Every versioned route requires:

  • Authorization: Bearer <token>
  • x-tenant-id: <tenant>

Service accounts are configured under:

  • beam/config/dev.exs
  • beam/config/test.exs

Each account carries:

  • roles
  • tenant_ids
  • permissions

Role checks gate route families:

  • reader for read APIs
  • writer for ingestion
  • admin for replay controls

Permission checks harden sensitive admin actions further:

  • projection_replay for catch-up replay, replay status, and replay cancel
  • projection_rebuild for rebuild creation, rebuild status, and rebuild cancel

Tenant Isolation

Tenant isolation is enforced twice:

  1. the auth plug rejects accounts that are not allowed to use the requested tenant
  2. replay status and cancel lookups are scoped to the requested tenant before any result is returned

That second rule matters because replay jobs are addressed by job_id. A caller that knows another tenant's job ID should still receive not_found.

Replay Safeguards

Replay and rebuild routes now enforce these safeguards:

  • admin role is required
  • an explicit replay permission is required
  • rebuild can be disabled per environment through :dg_api, :admin_controls
  • a human-readable reason is required by default for replay and rebuild requests
  • operator metadata is persisted into replay run metadata

The default global control lives in:

  • beam/config/config.exs

Current default:

  • allow_rebuild: false
  • require_reason: true

Development and test override rebuild to true so local flows remain usable.

Audit Capture

Sensitive admin actions emit audit records through:

  • logger entries with api_action, account_id, job_id, request_id, and tenant_id
  • telemetry events under [:decision_graph, :api, :admin, :audit]

Current audited actions:

  • replay/rebuild start
  • replay cancel

Audit metadata is also written into replay run metadata where available:

  • reason
  • request_id
  • requesting account identity and roles

Rate Limiting

The API uses simple fixed-window ETS rate limiting keyed by:

  • API scope
  • service-account ID
  • tenant ID
  • current minute window

Configured buckets:

  • read
  • write
  • admin

This is intentionally basic Phase 5 protection.

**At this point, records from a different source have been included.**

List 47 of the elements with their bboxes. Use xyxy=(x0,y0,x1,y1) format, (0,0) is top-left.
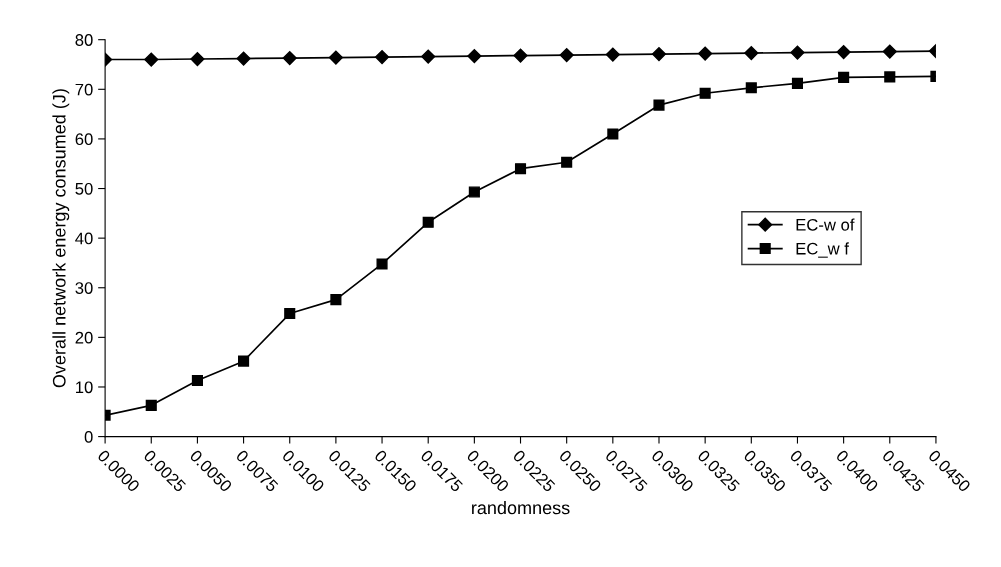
point xyxy=(513,48,528,63)
point xyxy=(791,77,804,89)
point xyxy=(282,50,297,66)
point xyxy=(653,99,665,111)
y-axis-title: Overall network energy consumed (J) xyxy=(52,89,70,388)
point xyxy=(376,258,388,270)
point xyxy=(651,46,667,62)
legend-label: EC_w f xyxy=(796,242,849,258)
point xyxy=(421,49,436,64)
point xyxy=(699,87,711,99)
point xyxy=(882,44,897,59)
y-tick-label: 0 xyxy=(84,430,93,443)
point xyxy=(561,156,573,168)
point xyxy=(145,399,157,411)
point xyxy=(374,49,390,65)
point xyxy=(467,48,482,64)
point xyxy=(191,374,203,387)
point xyxy=(330,294,342,306)
y-tick-label: 50 xyxy=(75,182,93,195)
point xyxy=(144,52,159,67)
point xyxy=(745,82,757,94)
point xyxy=(607,128,619,140)
point xyxy=(468,186,480,198)
point xyxy=(790,45,805,60)
y-tick-label: 30 xyxy=(75,282,93,294)
y-tick-label: 60 xyxy=(75,133,93,146)
point xyxy=(838,71,850,83)
x-axis-title: randomness xyxy=(472,500,570,515)
point xyxy=(884,71,896,83)
legend-label: EC-w of xyxy=(796,218,855,231)
point xyxy=(284,307,296,320)
y-tick-label: 80 xyxy=(75,34,93,46)
y-tick-label: 70 xyxy=(75,83,93,96)
point xyxy=(559,47,574,63)
y-tick-label: 10 xyxy=(76,381,93,394)
point xyxy=(190,51,205,67)
point xyxy=(836,45,851,60)
point xyxy=(514,163,527,175)
point xyxy=(328,50,343,65)
point xyxy=(605,47,620,62)
point xyxy=(236,51,251,66)
point xyxy=(744,46,759,61)
point xyxy=(238,355,250,367)
point xyxy=(698,46,713,61)
point xyxy=(422,216,434,228)
y-tick-label: 40 xyxy=(75,232,93,245)
y-tick-label: 20 xyxy=(75,331,93,344)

It is enough to prevent accidental bursts and low-effort abuse, but it is not a replacement for upstream gateway controls.

Threat Notes

This Phase 5 boundary does not yet provide:

  • token rotation workflows
  • signed request bodies
  • IP allowlists
  • per-endpoint quota policies
  • durable audit exports
  • external identity provider integration

Those remain later hardening work. For now, shared environments should treat the BEAM service as an authenticated internal platform service rather than an internet-exposed public API.